Bakker & Blanc

Refurbishment of Villa Maraini . Roma


Bakker & Blanc

De fait, la „Barbabietola“ est à l’origine de la croissance de tout ce qui a affaire à la villa Maraini, au sens propre comme au sens figuré.












Les betteraves sucrières ont la capacité de stocker les substances précieuses empruntées au sous-sol dans une forme géométrique relativement claire, la partie supérieure de la plante s’épanouissant elle hors de terre dans un florilège ornemental. Ce projet pour la villa Maraini est à peu près structuré de la même façon, et d’une manière qui thématise deux différentes atmosphères : celle d’un monde souterrain et l’autre d’un monde en contact avec le firmament.

ORGANISATION
La villa est flanquée sur son flanc nord d’un espace de « Lobby » qui assure la liaison avec la Portineria. A l’étage, trois ateliers s’ouvrent sur une fente de lumière qui illumine elle-même l’espace du Lobby. De l’espace inférieur, on peut accéder au socle de la villa par un escalier dérobé où se trouvent les archives et la bibliothèque qui leur fait face. Avec le choix de la position latérale des archives, la tentation est grande de poursuivre son chemin jusqu’à la « Dipendenza » qui pourrait conclure ce parcours de plein pied par la vue sur le quartier environnant. Et toujours en poursuivant son chemin aux ateliers et à la salle d’exposition inférieure.
CAVITES
Le positionnement des constructions du sous-sol se fait d’après un principe très simple : « construire où c’est possible », soit sous le pourtour de la maison, à l’écart du parc et des murs de soutènement. Ceci fait à l’aide d’une excavation ordinaire à l’exception de la zone devant la Portineria qui pourrait être creusée à l’avancement selon une technique minière d’autrefois pour ménager les racines des plantes.
La villa est elle, reprise en sous-œuvre sur une de ses faces, la construction se faisant directement avec un béton relativement grossier. Les fragments archéologiques trouvés lors de l’excavation sont coulés dans ces nouveaux murs, pour charger ceux-ci d’une épaisseur historique.
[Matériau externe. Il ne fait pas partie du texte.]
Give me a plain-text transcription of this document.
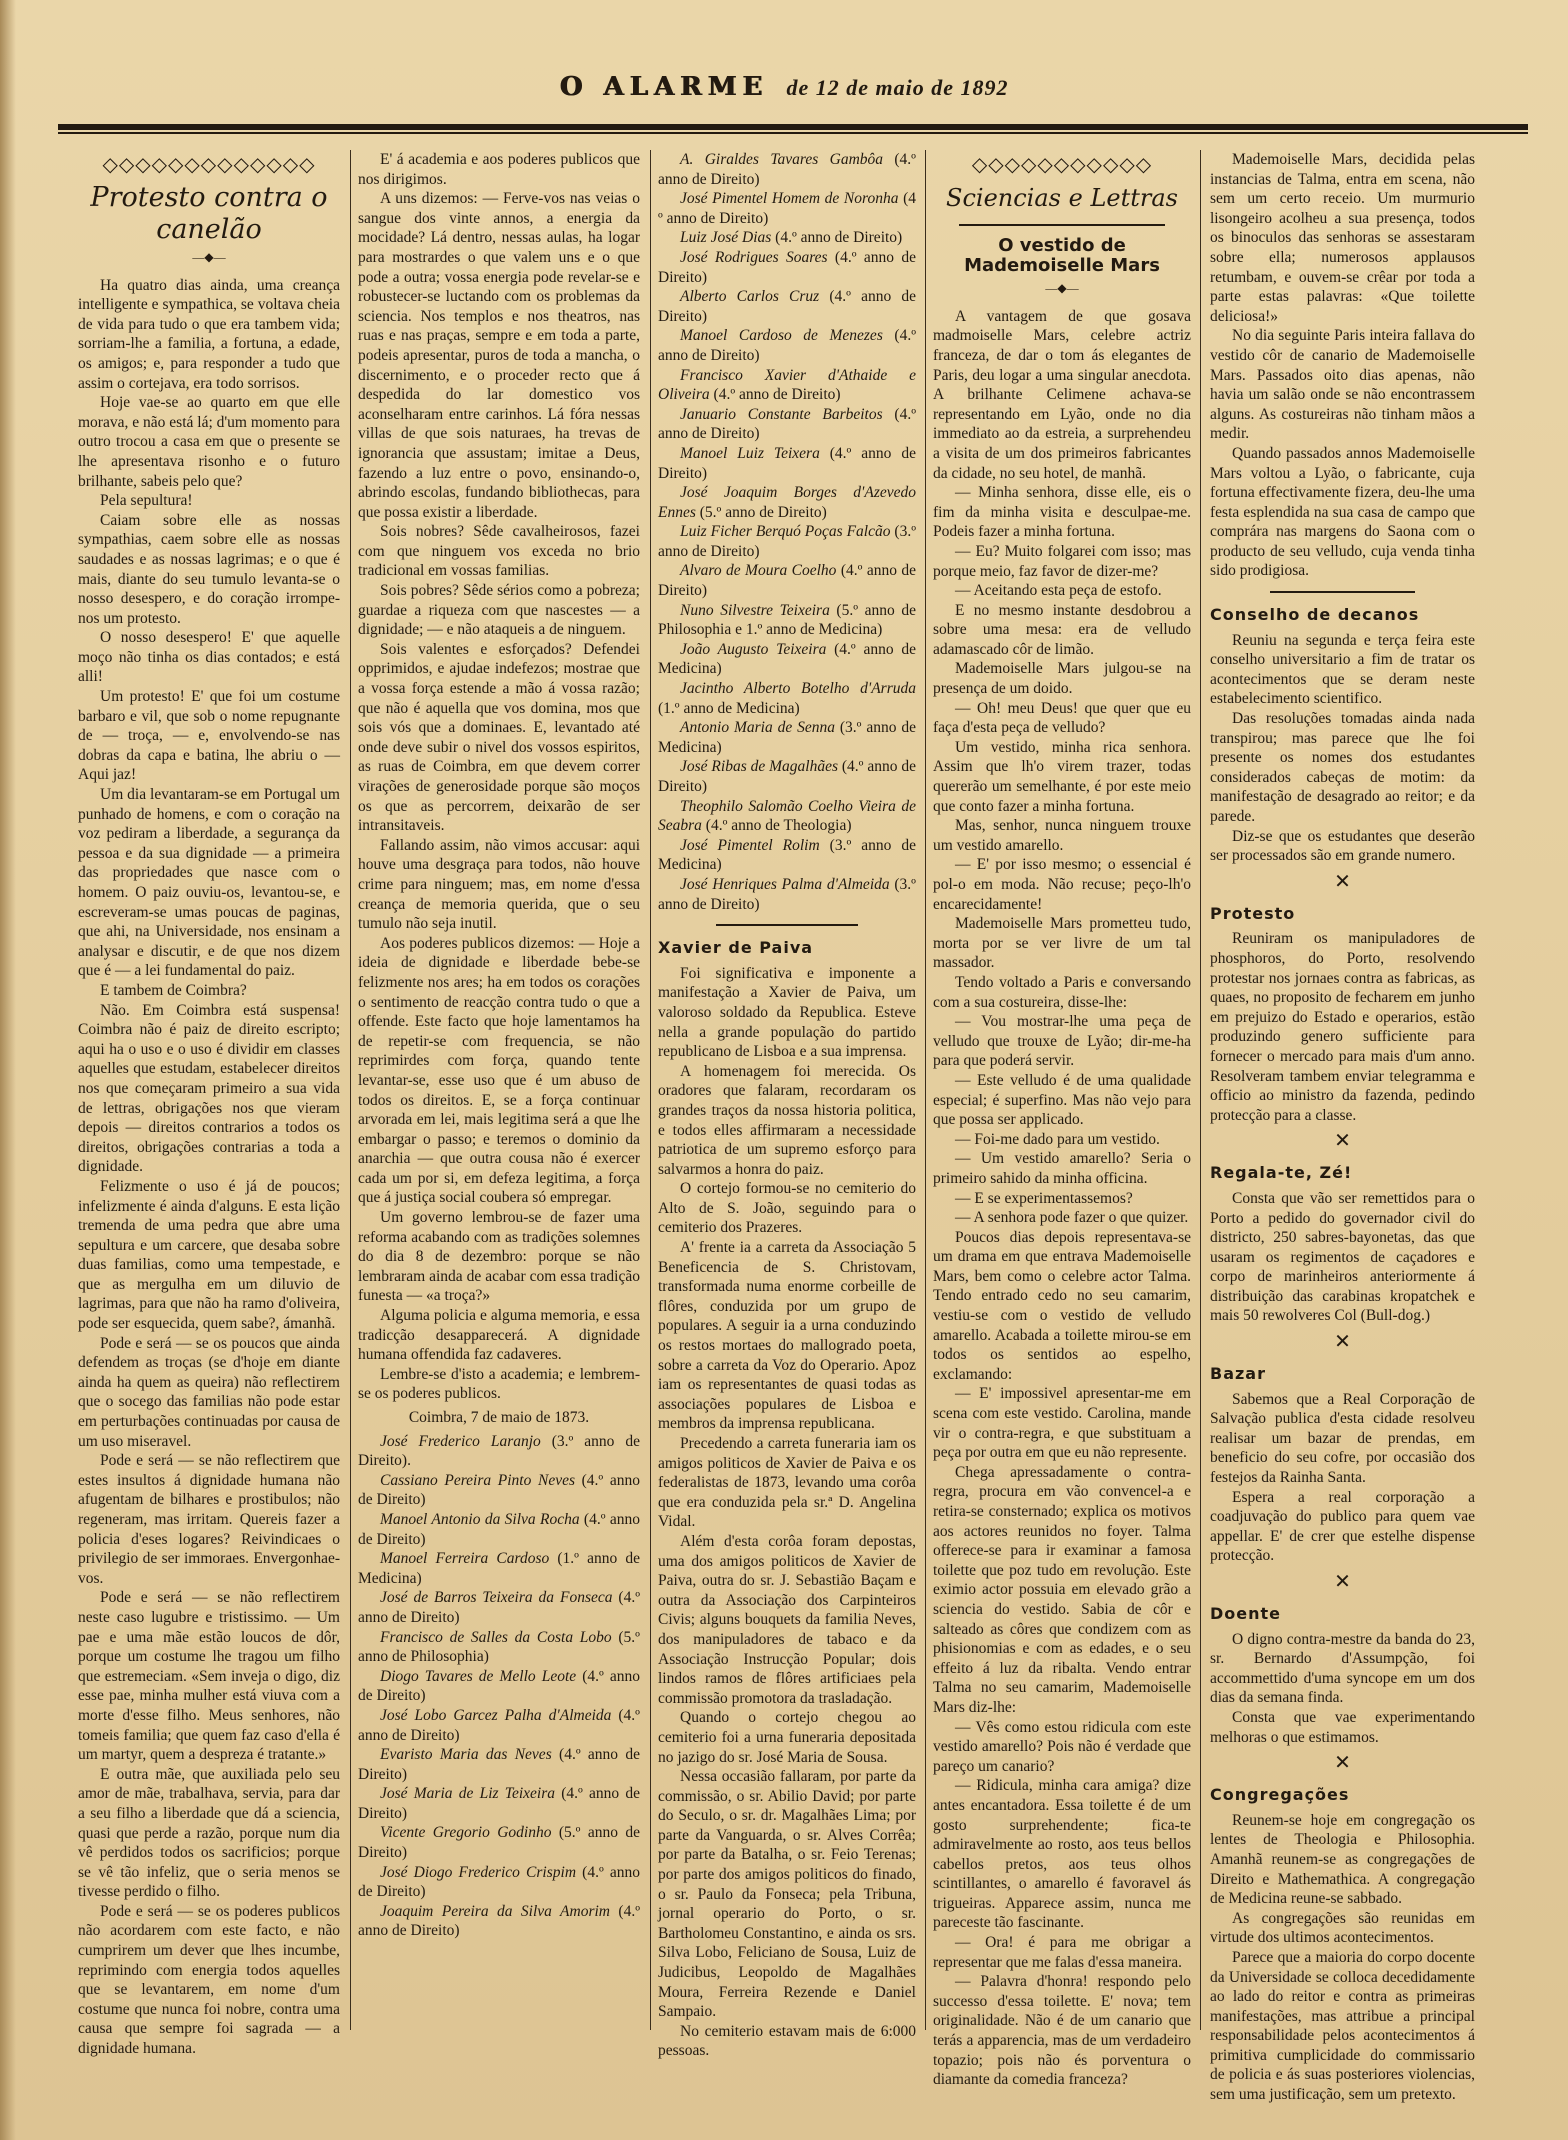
O ALARME de 12 de maio de 1892
◇◇◇◇◇◇◇◇◇◇◇◇◇
Protesto contra o canelão
—◆—

Ha quatro dias ainda, uma creança intelligente e sympathica, se voltava cheia de vida para tudo o que era tambem vida; sorriam-lhe a familia, a fortuna, a edade, os amigos; e, para responder a tudo que assim o cortejava, era todo sorrisos.

Hoje vae-se ao quarto em que elle morava, e não está lá; d'um momento para outro trocou a casa em que o presente se lhe apresentava risonho e o futuro brilhante, sabeis pelo que?

Pela sepultura!

Caiam sobre elle as nossas sympathias, caem sobre elle as nossas saudades e as nossas lagrimas; e o que é mais, diante do seu tumulo levanta-se o nosso desespero, e do coração irrompe-nos um protesto.

O nosso desespero! E' que aquelle moço não tinha os dias contados; e está alli!

Um protesto! E' que foi um costume barbaro e vil, que sob o nome repugnante de — troça, — e, envolvendo-se nas dobras da capa e batina, lhe abriu o — Aqui jaz!

Um dia levantaram-se em Portugal um punhado de homens, e com o coração na voz pediram a liberdade, a segurança da pessoa e da sua dignidade — a primeira das propriedades que nasce com o homem. O paiz ouviu-os, levantou-se, e escreveram-se umas poucas de paginas, que ahi, na Universidade, nos ensinam a analysar e discutir, e de que nos dizem que é — a lei fundamental do paiz.

E tambem de Coimbra?

Não. Em Coimbra está suspensa! Coimbra não é paiz de direito escripto; aqui ha o uso e o uso é dividir em classes aquelles que estudam, estabelecer direitos nos que começaram primeiro a sua vida de lettras, obrigações nos que vieram depois — direitos contrarios a todos os direitos, obrigações contrarias a toda a dignidade.

Felizmente o uso é já de poucos; infelizmente é ainda d'alguns. E esta lição tremenda de uma pedra que abre uma sepultura e um carcere, que desaba sobre duas familias, como uma tempestade, e que as mergulha em um diluvio de lagrimas, para que não ha ramo d'oliveira, pode ser esquecida, quem sabe?, ámanhã.

Pode e será — se os poucos que ainda defendem as troças (se d'hoje em diante ainda ha quem as queira) não reflectirem que o socego das familias não pode estar em perturbações continuadas por causa de um uso miseravel.

Pode e será — se não reflectirem que estes insultos á dignidade humana não afugentam de bilhares e prostibulos; não regeneram, mas irritam. Quereis fazer a policia d'eses logares? Reivindicaes o privilegio de ser immoraes. Envergonhae-vos.

Pode e será — se não reflectirem neste caso lugubre e tristissimo. — Um pae e uma mãe estão loucos de dôr, porque um costume lhe tragou um filho que estremeciam. «Sem inveja o digo, diz esse pae, minha mulher está viuva com a morte d'esse filho. Meus senhores, não tomeis familia; que quem faz caso d'ella é um martyr, quem a despreza é tratante.»

E outra mãe, que auxiliada pelo seu amor de mãe, trabalhava, servia, para dar a seu filho a liberdade que dá a sciencia, quasi que perde a razão, porque num dia vê perdidos todos os sacrificios; porque se vê tão infeliz, que o seria menos se tivesse perdido o filho.

Pode e será — se os poderes publicos não acordarem com este facto, e não cumprirem um dever que lhes incumbe, reprimindo com energia todos aquelles que se levantarem, em nome d'um costume que nunca foi nobre, contra uma causa que sempre foi sagrada — a dignidade humana.

E' á academia e aos poderes publicos que nos dirigimos.

A uns dizemos: — Ferve-vos nas veias o sangue dos vinte annos, a energia da mocidade? Lá dentro, nessas aulas, ha logar para mostrardes o que valem uns e o que pode a outra; vossa energia pode revelar-se e robustecer-se luctando com os problemas da sciencia. Nos templos e nos theatros, nas ruas e nas praças, sempre e em toda a parte, podeis apresentar, puros de toda a mancha, o discernimento, e o proceder recto que á despedida do lar domestico vos aconselharam entre carinhos. Lá fóra nessas villas de que sois naturaes, ha trevas de ignorancia que assustam; imitae a Deus, fazendo a luz entre o povo, ensinando-o, abrindo escolas, fundando bibliothecas, para que possa existir a liberdade.

Sois nobres? Sêde cavalheirosos, fazei com que ninguem vos exceda no brio tradicional em vossas familias.

Sois pobres? Sêde sérios como a pobreza; guardae a riqueza com que nascestes — a dignidade; — e não ataqueis a de ninguem.

Sois valentes e esforçados? Defendei opprimidos, e ajudae indefezos; mostrae que a vossa força estende a mão á vossa razão; que não é aquella que vos domina, mos que sois vós que a dominaes. E, levantado até onde deve subir o nivel dos vossos espiritos, as ruas de Coimbra, em que devem correr virações de generosidade porque são moços os que as percorrem, deixarão de ser intransitaveis.

Fallando assim, não vimos accusar: aqui houve uma desgraça para todos, não houve crime para ninguem; mas, em nome d'essa creança de memoria querida, que o seu tumulo não seja inutil.

Aos poderes publicos dizemos: — Hoje a ideia de dignidade e liberdade bebe-se felizmente nos ares; ha em todos os corações o sentimento de reacção contra tudo o que a offende. Este facto que hoje lamentamos ha de repetir-se com frequencia, se não reprimirdes com força, quando tente levantar-se, esse uso que é um abuso de todos os direitos. E, se a força continuar arvorada em lei, mais legitima será a que lhe embargar o passo; e teremos o dominio da anarchia — que outra cousa não é exercer cada um por si, em defeza legitima, a força que á justiça social coubera só empregar.

Um governo lembrou-se de fazer uma reforma acabando com as tradições solemnes do dia 8 de dezembro: porque se não lembraram ainda de acabar com essa tradição funesta — «a troça?»

Alguma policia e alguma memoria, e essa tradicção desapparecerá. A dignidade humana offendida faz cadaveres.

Lembre-se d'isto a academia; e lembrem-se os poderes publicos.

Coimbra, 7 de maio de 1873.

José Frederico Laranjo (3.º anno de Direito).

Cassiano Pereira Pinto Neves (4.º anno de Direito)

Manoel Antonio da Silva Rocha (4.º anno de Direito)

Manoel Ferreira Cardoso (1.º anno de Medicina)

José de Barros Teixeira da Fonseca (4.º anno de Direito)

Francisco de Salles da Costa Lobo (5.º anno de Philosophia)

Diogo Tavares de Mello Leote (4.º anno de Direito)

José Lobo Garcez Palha d'Almeida (4.º anno de Direito)

Evaristo Maria das Neves (4.º anno de Direito)

José Maria de Liz Teixeira (4.º anno de Direito)

Vicente Gregorio Godinho (5.º anno de Direito)

José Diogo Frederico Crispim (4.º anno de Direito)

Joaquim Pereira da Silva Amorim (4.º anno de Direito)

A. Giraldes Tavares Gambôa (4.º anno de Direito)

José Pimentel Homem de Noronha (4 º anno de Direito)

Luiz José Dias (4.º anno de Direito)

José Rodrigues Soares (4.º anno de Direito)

Alberto Carlos Cruz (4.º anno de Direito)

Manoel Cardoso de Menezes (4.º anno de Direito)

Francisco Xavier d'Athaide e Oliveira (4.º anno de Direito)

Januario Constante Barbeitos (4.º anno de Direito)

Manoel Luiz Teixera (4.º anno de Direito)

José Joaquim Borges d'Azevedo Ennes (5.º anno de Direito)

Luiz Ficher Berquó Poças Falcão (3.º anno de Direito)

Alvaro de Moura Coelho (4.º anno de Direito)

Nuno Silvestre Teixeira (5.º anno de Philosophia e 1.º anno de Medicina)

João Augusto Teixeira (4.º anno de Medicina)

Jacintho Alberto Botelho d'Arruda (1.º anno de Medicina)

Antonio Maria de Senna (3.º anno de Medicina)

José Ribas de Magalhães (4.º anno de Direito)

Theophilo Salomão Coelho Vieira de Seabra (4.º anno de Theologia)

José Pimentel Rolim (3.º anno de Medicina)

José Henriques Palma d'Almeida (3.º anno de Direito)

Xavier de Paiva

Foi significativa e imponente a manifestação a Xavier de Paiva, um valoroso soldado da Republica. Esteve nella a grande população do partido republicano de Lisboa e a sua imprensa.

A homenagem foi merecida. Os oradores que falaram, recordaram os grandes traços da nossa historia politica, e todos elles affirmaram a necessidade patriotica de um supremo esforço para salvarmos a honra do paiz.

O cortejo formou-se no cemiterio do Alto de S. João, seguindo para o cemiterio dos Prazeres.

A' frente ia a carreta da Associação 5 Beneficencia de S. Christovam, transformada numa enorme corbeille de flôres, conduzida por um grupo de populares. A seguir ia a urna conduzindo os restos mortaes do mallogrado poeta, sobre a carreta da Voz do Operario. Apoz iam os representantes de quasi todas as associações populares de Lisboa e membros da imprensa republicana.

Precedendo a carreta funeraria iam os amigos politicos de Xavier de Paiva e os federalistas de 1873, levando uma corôa que era conduzida pela sr.ª D. Angelina Vidal.

Além d'esta corôa foram depostas, uma dos amigos politicos de Xavier de Paiva, outra do sr. J. Sebastião Baçam e outra da Associação dos Carpinteiros Civis; alguns bouquets da familia Neves, dos manipuladores de tabaco e da Associação Instrucção Popular; dois lindos ramos de flôres artificiaes pela commissão promotora da trasladação.

Quando o cortejo chegou ao cemiterio foi a urna funeraria depositada no jazigo do sr. José Maria de Sousa.

Nessa occasião fallaram, por parte da commissão, o sr. Abilio David; por parte do Seculo, o sr. dr. Magalhães Lima; por parte da Vanguarda, o sr. Alves Corrêa; por parte da Batalha, o sr. Feio Terenas; por parte dos amigos politicos do finado, o sr. Paulo da Fonseca; pela Tribuna, jornal operario do Porto, o sr. Bartholomeu Constantino, e ainda os srs. Silva Lobo, Feliciano de Sousa, Luiz de Judicibus, Leopoldo de Magalhães Moura, Ferreira Rezende e Daniel Sampaio.

No cemiterio estavam mais de 6:000 pessoas.

◇◇◇◇◇◇◇◇◇◇◇
Sciencias e Lettras
O vestido de Mademoiselle Mars
—◆—

A vantagem de que gosava madmoiselle Mars, celebre actriz franceza, de dar o tom ás elegantes de Paris, deu logar a uma singular anecdota. A brilhante Celimene achava-se representando em Lyão, onde no dia immediato ao da estreia, a surprehendeu a visita de um dos primeiros fabricantes da cidade, no seu hotel, de manhã.

— Minha senhora, disse elle, eis o fim da minha visita e desculpae-me. Podeis fazer a minha fortuna.

— Eu? Muito folgarei com isso; mas porque meio, faz favor de dizer-me?

— Aceitando esta peça de estofo.

E no mesmo instante desdobrou a sobre uma mesa: era de velludo adamascado côr de limão.

Mademoiselle Mars julgou-se na presença de um doido.

— Oh! meu Deus! que quer que eu faça d'esta peça de velludo?

Um vestido, minha rica senhora. Assim que lh'o virem trazer, todas quererão um semelhante, é por este meio que conto fazer a minha fortuna.

Mas, senhor, nunca ninguem trouxe um vestido amarello.

— E' por isso mesmo; o essencial é pol-o em moda. Não recuse; peço-lh'o encarecidamente!

Mademoiselle Mars prometteu tudo, morta por se ver livre de um tal massador.

Tendo voltado a Paris e conversando com a sua costureira, disse-lhe:

— Vou mostrar-lhe uma peça de velludo que trouxe de Lyão; dir-me-ha para que poderá servir.

— Este velludo é de uma qualidade especial; é superfino. Mas não vejo para que possa ser applicado.

— Foi-me dado para um vestido.

— Um vestido amarello? Seria o primeiro sahido da minha officina.

— E se experimentassemos?

— A senhora pode fazer o que quizer.

Poucos dias depois representava-se um drama em que entrava Mademoiselle Mars, bem como o celebre actor Talma. Tendo entrado cedo no seu camarim, vestiu-se com o vestido de velludo amarello. Acabada a toilette mirou-se em todos os sentidos ao espelho, exclamando:

— E' impossivel apresentar-me em scena com este vestido. Carolina, mande vir o contra-regra, e que substituam a peça por outra em que eu não represente.

Chega apressadamente o contra-regra, procura em vão convencel-a e retira-se consternado; explica os motivos aos actores reunidos no foyer. Talma offerece-se para ir examinar a famosa toilette que poz tudo em revolução. Este eximio actor possuia em elevado grão a sciencia do vestido. Sabia de côr e salteado as côres que condizem com as phisionomias e com as edades, e o seu effeito á luz da ribalta. Vendo entrar Talma no seu camarim, Mademoiselle Mars diz-lhe:

— Vês como estou ridicula com este vestido amarello? Pois não é verdade que pareço um canario?

— Ridicula, minha cara amiga? dize antes encantadora. Essa toilette é de um gosto surprehendente; fica-te admiravelmente ao rosto, aos teus bellos cabellos pretos, aos teus olhos scintillantes, o amarello é favoravel ás trigueiras. Apparece assim, nunca me pareceste tão fascinante.

— Ora! é para me obrigar a representar que me falas d'essa maneira.

— Palavra d'honra! respondo pelo successo d'essa toilette. E' nova; tem originalidade. Não é de um canario que terás a apparencia, mas de um verdadeiro topazio; pois não és porventura o diamante da comedia franceza?

Mademoiselle Mars, decidida pelas instancias de Talma, entra em scena, não sem um certo receio. Um murmurio lisongeiro acolheu a sua presença, todos os binoculos das senhoras se assestaram sobre ella; numerosos applausos retumbam, e ouvem-se crêar por toda a parte estas palavras: «Que toilette deliciosa!»

No dia seguinte Paris inteira fallava do vestido côr de canario de Mademoiselle Mars. Passados oito dias apenas, não havia um salão onde se não encontrassem alguns. As costureiras não tinham mãos a medir.

Quando passados annos Mademoiselle Mars voltou a Lyão, o fabricante, cuja fortuna effectivamente fizera, deu-lhe uma festa esplendida na sua casa de campo que comprára nas margens do Saona com o producto de seu velludo, cuja venda tinha sido prodigiosa.

Conselho de decanos

Reuniu na segunda e terça feira este conselho universitario a fim de tratar os acontecimentos que se deram neste estabelecimento scientifico.

Das resoluções tomadas ainda nada transpirou; mas parece que lhe foi presente os nomes dos estudantes considerados cabeças de motim: da manifestação de desagrado ao reitor; e da parede.

Diz-se que os estudantes que deserão ser processados são em grande numero.

✕
Protesto

Reuniram os manipuladores de phosphoros, do Porto, resolvendo protestar nos jornaes contra as fabricas, as quaes, no proposito de fecharem em junho em prejuizo do Estado e operarios, estão produzindo genero sufficiente para fornecer o mercado para mais d'um anno. Resolveram tambem enviar telegramma e officio ao ministro da fazenda, pedindo protecção para a classe.

✕
Regala-te, Zé!

Consta que vão ser remettidos para o Porto a pedido do governador civil do districto, 250 sabres-bayonetas, das que usaram os regimentos de caçadores e corpo de marinheiros anteriormente á distribuição das carabinas kropatchek e mais 50 rewolveres Col (Bull-dog.)

✕
Bazar

Sabemos que a Real Corporação de Salvação publica d'esta cidade resolveu realisar um bazar de prendas, em beneficio do seu cofre, por occasião dos festejos da Rainha Santa.

Espera a real corporação a coadjuvação do publico para quem vae appellar. E' de crer que estelhe dispense protecção.

✕
Doente

O digno contra-mestre da banda do 23, sr. Bernardo d'Assumpção, foi accommettido d'uma syncope em um dos dias da semana finda.

Consta que vae experimentando melhoras o que estimamos.

✕
Congregações

Reunem-se hoje em congregação os lentes de Theologia e Philosophia. Amanhã reunem-se as congregações de Direito e Mathemathica. A congregação de Medicina reune-se sabbado.

As congregações são reunidas em virtude dos ultimos acontecimentos.

Parece que a maioria do corpo docente da Universidade se colloca decedidamente ao lado do reitor e contra as primeiras manifestações, mas attribue a principal responsabilidade pelos acontecimentos á primitiva cumplicidade do commissario de policia e ás suas posteriores violencias, sem uma justificação, sem um pretexto.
La lumière mystérieuse qui glisse le long des murs par les différents puits de lumière doit rappeler celle des catacombes de Piranesi. Depuis le Lobby multifonctionnel, largement visible de la Portineria, se déploie de façon festive un grand escalier en direction de la partie publique de la villa. Il permet une liaison de qualité à la distribution principale de l’édifice.
VENTRE
La cuisine se trouve à mi-chemin entre ciel et terre en compagnie de la bibliothèque, leur disposition côte-à-côte figure la rencontre des mondes physiques et spirituels. La salle à manger et celle de lecture sont disposées dans les zones bien éclairées. Au sens de Peter Greenaway, cet espace de « ventre » manifeste l’épicentre de l’ensemble des espaces de la villa.
ATTIQUE
L’escalier secondaire est prolongé avec l’ascenseur en direction du Lobby, il émerge aussi sur le toit accompagnant la lumière du haut en bas de l’édifice par un vide central qui draine les mouvements journaliers des pensionnaires. Le nouvel étage d’attique reprend de façon pragmatique la typologie des étages qu’il surplombe. Un puit de lumière existant en toiture relie tous les niveaux d’ateliers dans une unité fonctionnelle et atmosphérique. La matérialité et les pans de verre des nouveaux ateliers reprennent celle des constructions souterraines pour leur donner un certain écho et « tendre » la villa entre ces deux sortes d’espaces sucriers. Par la mise en place d’un revêtement de terrasse rouge betterave sur le pourtour des ateliers qui sont eux de couleur « sucre en poudre », il est possible, vu du ciel, de percevoir de façon appétissante une croix suisse légèrement déformée.